RI News Portal. Jakarta 17 Juli 2025 – Suku Dinas Tenaga Kerja, Transmigrasi, dan Energi (Nakertransgi) Jakarta Selatan kembali menggelar Job Fair Tahap II dengan menawarkan 2.943 lowongan kerja dari berbagai sektor industri. Kegiatan ini dilaksanakan selama dua hari, 16–17 Juli 2025, di dua lokasi berbeda: GOR Pasar Minggu, Kecamatan Pasar Minggu, dan Gelanggang Mahasiswa Soemantri Brodjonegoro, Kecamatan Setiabudi.
Acara ini dibuka secara resmi oleh Wali Kota Administrasi Jakarta Selatan, M. Anwar, yang menegaskan bahwa Job Fair merupakan bagian dari misi Pemerintah Provinsi DKI Jakarta untuk memperluas kesempatan kerja dan meningkatkan kesejahteraan masyarakat.
“Masalah ketenagakerjaan dan pengangguran masih menjadi perhatian serius. Maka itu, melalui Job Fair ini saya harap dapat mengurangi angka pengangguran di DKI Jakarta, khususnya di Jakarta Selatan,” ujar Anwar, Kamis (17/7/2025).

Kepala Dinas Nakertransgi DKI Jakarta, Syaripudin, menjelaskan bahwa penyelenggaraan Job Fair tidak hanya menyediakan informasi lowongan, tetapi juga berperan sebagai jembatan antara pencari kerja dengan perusahaan. “Tolok ukur keberhasilan Job Fair ini bukan hanya dari jumlah pelamar, tetapi juga jumlah yang berhasil diterima kerja. Selain itu, perusahaan kini memudahkan proses rekrutmen, mulai dari pengajuan lamaran secara daring hingga wawancara langsung di lokasi,” ujarnya.
Fidiyah Rohim, Kepala Suku Dinas Nakertransgi Jakarta Selatan, menambahkan bahwa 40 perusahaan berpartisipasi dalam kegiatan ini. “Total ada 2.943 lowongan kerja yang kami sediakan. Selain itu, kami melibatkan 10 UMKM binaan Jakpreneur untuk memberikan dampak ekonomi positif, tidak hanya bagi pencari kerja tetapi juga pelaku usaha kecil,” jelasnya.
Kegiatan Job Fair ini menjadi salah satu instrumen kebijakan pasar tenaga kerja yang diarahkan untuk mengatasi tingkat pengangguran terbuka di wilayah perkotaan. Jakarta Selatan, sebagai kawasan dengan tingkat urbanisasi tinggi, menghadapi tantangan penyerapan tenaga kerja akibat ketimpangan antara pertumbuhan ekonomi dan penciptaan lapangan kerja formal.

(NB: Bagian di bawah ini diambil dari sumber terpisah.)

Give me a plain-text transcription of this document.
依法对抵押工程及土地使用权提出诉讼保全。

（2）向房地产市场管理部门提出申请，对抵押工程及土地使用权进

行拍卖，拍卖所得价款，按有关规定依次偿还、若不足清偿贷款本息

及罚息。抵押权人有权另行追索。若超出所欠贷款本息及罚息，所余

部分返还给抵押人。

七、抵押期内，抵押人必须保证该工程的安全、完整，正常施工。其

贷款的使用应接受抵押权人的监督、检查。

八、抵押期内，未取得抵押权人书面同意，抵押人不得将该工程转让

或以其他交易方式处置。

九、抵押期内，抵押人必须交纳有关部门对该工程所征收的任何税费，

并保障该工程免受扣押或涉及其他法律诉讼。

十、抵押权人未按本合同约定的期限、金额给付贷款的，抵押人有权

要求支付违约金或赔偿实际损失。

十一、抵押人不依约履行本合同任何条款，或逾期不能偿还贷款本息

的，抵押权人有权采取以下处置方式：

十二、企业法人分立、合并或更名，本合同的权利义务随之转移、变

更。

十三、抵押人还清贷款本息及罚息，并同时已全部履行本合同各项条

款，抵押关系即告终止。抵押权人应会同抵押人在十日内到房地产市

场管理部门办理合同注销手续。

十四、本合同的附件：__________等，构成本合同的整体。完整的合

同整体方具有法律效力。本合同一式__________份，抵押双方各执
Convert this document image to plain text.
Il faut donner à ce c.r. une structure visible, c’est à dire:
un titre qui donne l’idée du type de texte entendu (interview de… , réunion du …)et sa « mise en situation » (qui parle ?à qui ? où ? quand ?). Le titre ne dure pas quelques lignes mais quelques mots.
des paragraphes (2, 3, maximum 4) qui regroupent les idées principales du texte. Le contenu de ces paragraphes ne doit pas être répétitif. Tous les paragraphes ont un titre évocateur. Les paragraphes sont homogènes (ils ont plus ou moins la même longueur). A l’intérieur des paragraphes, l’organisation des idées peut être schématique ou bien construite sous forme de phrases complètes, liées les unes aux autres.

Menurut teori intermediasi tenaga kerja (labour market intermediation), forum seperti Job Fair berperan penting dalam memperpendek jarak informasi antara pemberi kerja dan pencari kerja, yang secara teoritis dapat menurunkan friksi pasar tenaga kerja. Kehadiran UMKM binaan Jakpreneur juga merefleksikan kebijakan penguatan ekonomi mikro melalui pengembangan kewirausahaan, yang sejalan dengan pendekatan pembangunan inklusif.
Jika dilihat dari indikator keberhasilan, fokus bukan hanya pada kuantitas pelamar, tetapi juga placement rate atau rasio penerimaan kerja. Faktor kualitas sumber daya manusia, relevansi keterampilan (skill matching), serta dukungan teknologi rekrutmen daring akan menentukan efektivitas program ini.
Kesimpulan: Job Fair Jakarta Selatan tidak hanya bersifat seremonial, tetapi juga memiliki dimensi strategis dalam mengurangi pengangguran, memperkuat jejaring usaha, dan menciptakan ekosistem ketenagakerjaan yang adaptif terhadap perkembangan teknologi dan kebutuhan pasar.